In 1994, KWMB adopted the call letters of its FM sister station. Concurrent with the call sign change was the decision to simulcast KMFX-FM's programming for about 90 percent of the broadcast day. However, the station still maintained its local office at 62 1/2 W. Pembroke Avenue in Wabasha.

===Third and fourth sales===
In July 1998, Radio Ingstad Minnesota entered into an agreement to sell KMFX/KMFX-FM to Cumulus Media for an undisclosed sum. Less than two years later, the stations were spun off to Clear Channel Communications, taking effect on September 25, 2000. Operations for KMFX were then moved to its FM sister in Rochester, where simulcast operations continued until January 10, 2008, when corporate executives decided to take the station silent. In paperwork filed with the FCC, Clear Channel cited poor financial performance as the reason for going silent. The FCC approved the Special Temporary Authority application on February 20, 2008.

===Current ownership===
Clear Channel kept KMFX dark for a period of about three years, when it donated the station to a non-profit group, Minority Media and Telecommunications Council, based in Washington, DC. However, the station would not sign on under the new owner, but was instead sold by MMTC to a Minnesota-based owner, Q Media LLC, for $15,000. This company, headed by Alan Quarnstrom, owns six other stations in surrounding markets.
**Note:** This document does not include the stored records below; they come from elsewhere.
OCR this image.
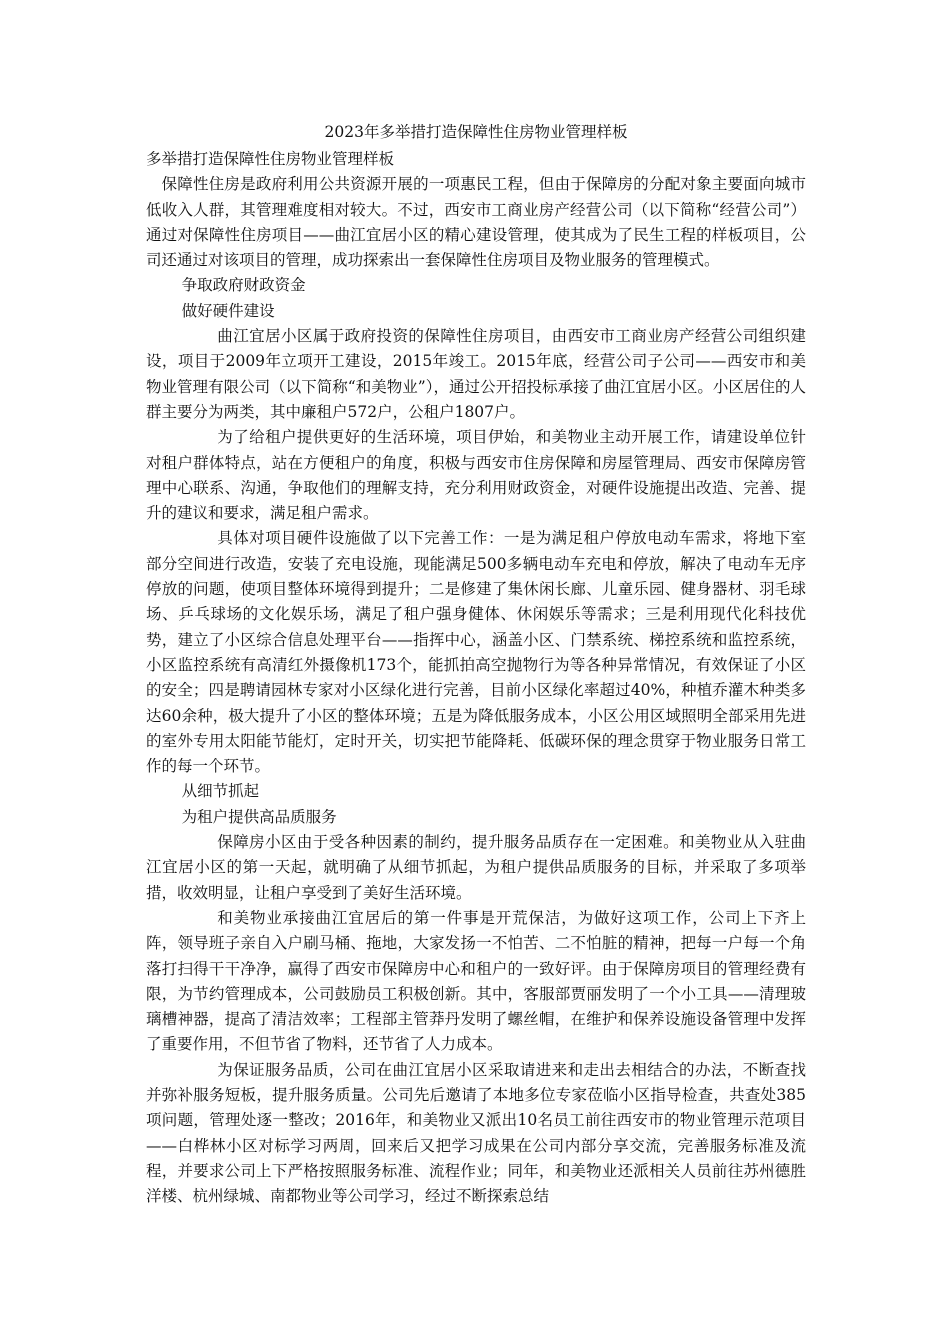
2023年多举措打造保障性住房物业管理样板

多举措打造保障性住房物业管理样板

保障性住房是政府利用公共资源开展的一项惠民工程，但由于保障房的分配对象主要面向城市低收入人群，其管理难度相对较大。不过，西安市工商业房产经营公司（以下简称“经营公司”）通过对保障性住房项目——曲江宜居小区的精心建设管理，使其成为了民生工程的样板项目，公司还通过对该项目的管理，成功探索出一套保障性住房项目及物业服务的管理模式。

争取政府财政资金

做好硬件建设

曲江宜居小区属于政府投资的保障性住房项目，由西安市工商业房产经营公司组织建设，项目于2009年立项开工建设，2015年竣工。2015年底，经营公司子公司——西安市和美物业管理有限公司（以下简称“和美物业”），通过公开招投标承接了曲江宜居小区。小区居住的人群主要分为两类，其中廉租户572户，公租户1807户。

为了给租户提供更好的生活环境，项目伊始，和美物业主动开展工作，请建设单位针对租户群体特点，站在方便租户的角度，积极与西安市住房保障和房屋管理局、西安市保障房管理中心联系、沟通，争取他们的理解支持，充分利用财政资金，对硬件设施提出改造、完善、提升的建议和要求，满足租户需求。

具体对项目硬件设施做了以下完善工作：一是为满足租户停放电动车需求，将地下室部分空间进行改造，安装了充电设施，现能满足500多辆电动车充电和停放，解决了电动车无序停放的问题，使项目整体环境得到提升；二是修建了集休闲长廊、儿童乐园、健身器材、羽毛球场、乒乓球场的文化娱乐场，满足了租户强身健体、休闲娱乐等需求；三是利用现代化科技优势，建立了小区综合信息处理平台——指挥中心，涵盖小区、门禁系统、梯控系统和监控系统，小区监控系统有高清红外摄像机173个，能抓拍高空抛物行为等各种异常情况，有效保证了小区的安全；四是聘请园林专家对小区绿化进行完善，目前小区绿化率超过40%，种植乔灌木种类多达60余种，极大提升了小区的整体环境；五是为降低服务成本，小区公用区域照明全部采用先进的室外专用太阳能节能灯，定时开关，切实把节能降耗、低碳环保的理念贯穿于物业服务日常工作的每一个环节。

从细节抓起

为租户提供高品质服务

保障房小区由于受各种因素的制约，提升服务品质存在一定困难。和美物业从入驻曲江宜居小区的第一天起，就明确了从细节抓起，为租户提供品质服务的目标，并采取了多项举措，收效明显，让租户享受到了美好生活环境。

和美物业承接曲江宜居后的第一件事是开荒保洁，为做好这项工作，公司上下齐上阵，领导班子亲自入户刷马桶、拖地，大家发扬一不怕苦、二不怕脏的精神，把每一户每一个角落打扫得干干净净，赢得了西安市保障房中心和租户的一致好评。由于保障房项目的管理经费有限，为节约管理成本，公司鼓励员工积极创新。其中，客服部贾丽发明了一个小工具——清理玻璃槽神器，提高了清洁效率；工程部主管莽丹发明了螺丝帽，在维护和保养设施设备管理中发挥了重要作用，不但节省了物料，还节省了人力成本。

为保证服务品质，公司在曲江宜居小区采取请进来和走出去相结合的办法，不断查找并弥补服务短板，提升服务质量。公司先后邀请了本地多位专家莅临小区指导检查，共查处385项问题，管理处逐一整改；2016年，和美物业又派出10名员工前往西安市的物业管理示范项目——白桦林小区对标学习两周，回来后又把学习成果在公司内部分享交流，完善服务标准及流程，并要求公司上下严格按照服务标准、流程作业；同年，和美物业还派相关人员前往苏州德胜洋楼、杭州绿城、南都物业等公司学习，经过不断探索总结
Upon the consummation of the sale to Q Media on June 15, 2011, the station resumed regular broadcast operations, changing its call sign to WBHA.

On July 9, 2013, Q Media acquired an FM translator at 99.7 from Faith Sound, Inc., for $75,000, and signed on with WBHA's programming a short time later. The station's operations today originate out of Red Wing, with Q Media's other stations.

On October 26, 2023, WBHA changed its call sign to WPVW.